One of the twins appeared in the mouth of the basket. ‘That was wicked!’ he said, which told me it was Harry.

Then they were both there, grinning from ear to ear, as if my near-death experience had been a performance put on for their entertainment.

‘I think I’m seeing double,’ the woman said.

‘They’re twins,’ I told her. ‘Jordan, Harry, help us out of here.’

We helped the woman first. She said she broke her arm when the balloon crashed into the trees, and it was very sore. She sat on the ground hugging it while the twins and I went back for Anthony. He was still unconscious. His body lay jammed between the two gas cylinders, as limp as a rag doll but fifty times bigger. I got Jordan to support his head, while Harry and I eased the unconscious pilot out onto the grass.

As soon as we were all out of the basket, it began sliding slowly away from us across the park. The floppy balloon had filled like a giant parachute in the freshening wind and was dragging the basket along. There was a freeway on the other side of the park, but it was about three hundred metres away and I didn’t think the balloon would get that far before it deflated again.

‘Is he breathing?’ the woman asked.

I bent over the pilot. ‘Yes. But he looks pretty crook.’

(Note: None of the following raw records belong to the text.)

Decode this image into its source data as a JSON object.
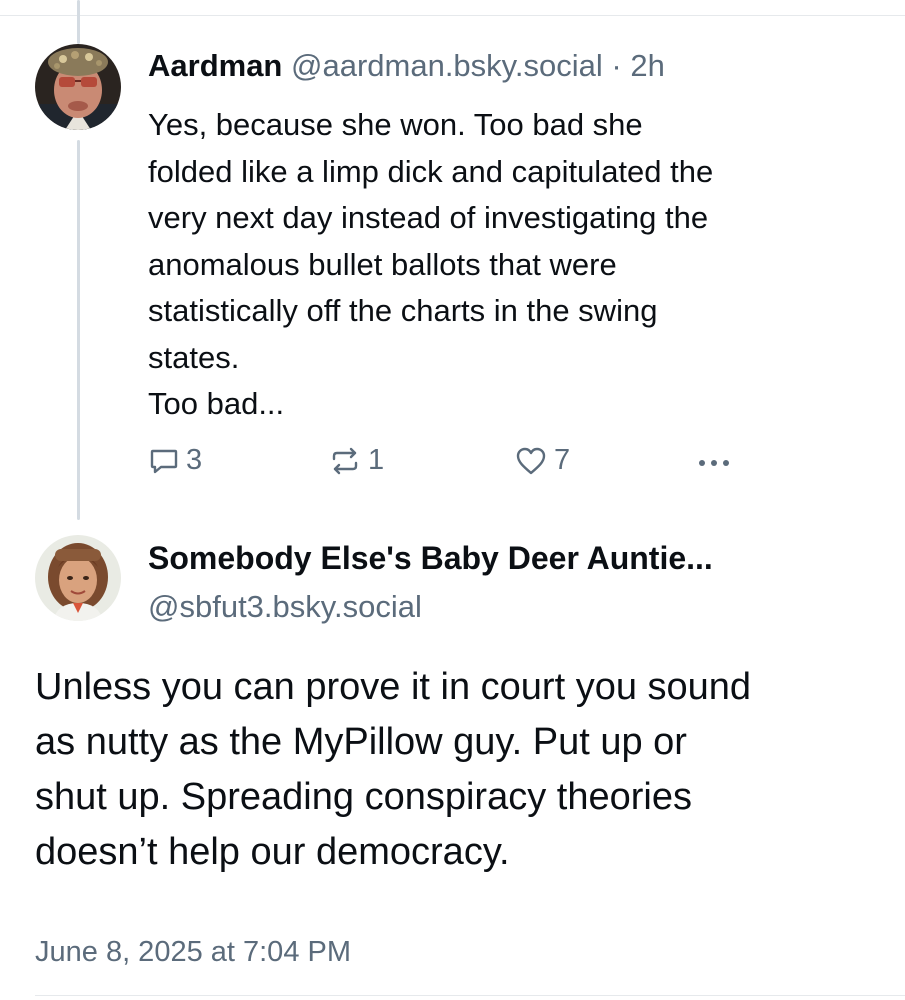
{
  "parent_post": {
    "author_name": "Aardman",
    "author_handle": "@aardman.bsky.social",
    "separator": "·",
    "age": "2h",
    "text_lines": [
      "Yes, because she won. Too bad she",
      "folded like a limp dick and capitulated the",
      "very next day instead of investigating the",
      "anomalous bullet ballots that were",
      "statistically off the charts in the swing",
      "states.",
      "Too bad..."
    ],
    "replies": "3",
    "reposts": "1",
    "likes": "7",
    "icons": {
      "reply": "reply-bubble-icon",
      "repost": "repost-arrows-icon",
      "like": "heart-outline-icon",
      "more": "ellipsis-icon"
    }
  },
  "main_post": {
    "author_name": "Somebody Else's Baby Deer Auntie...",
    "author_handle": "@sbfut3.bsky.social",
    "text_lines": [
      "Unless you can prove it in court you sound",
      "as nutty as the MyPillow guy. Put up or",
      "shut up. Spreading conspiracy theories",
      "doesn’t help our democracy."
    ],
    "timestamp": "June 8, 2025 at 7:04 PM"
  },
  "colors": {
    "text_primary": "#0b0f14",
    "text_secondary": "#5b6b7b",
    "thread_line": "#d4dbe2",
    "divider": "#e6e9ec"
  }
}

‘You’d better get help. But first, put him in the recovery position. Do you want me to show you?’

I shook my head. We’d learned the recovery position in first aid at my old school. I arranged the pilot’s arms and legs how I’d been taught, then carefully rolled him onto his side. Perfect.

‘Someone’s coming,’ the woman said.

A man hurried towards us. His car was parked under the Norfolk Island pines with its door flung wide open.

‘Can I help?’ he puffed. ‘I’m a doctor.’

The woman told him that Anthony needed antivenom. Before she could explain, a loud whoosh came from behind us. It sounded like a jumbo jet taking off. We all turned to look.

It took me a few seconds to understand what was happening. The basket was still lying on its side, but it was sliding slowly away from us across the dewy grass. A column of flame three metres long went boiling up into the balloon. Somehow the gas burner had ignited. Suddenly the massive nylon envelope lurched up off the ground, dragging the basket upright.

Now we could see what was going on.

‘Harry, Jordan, NO-O-O-O-O!’ I yelled, and started running towards them.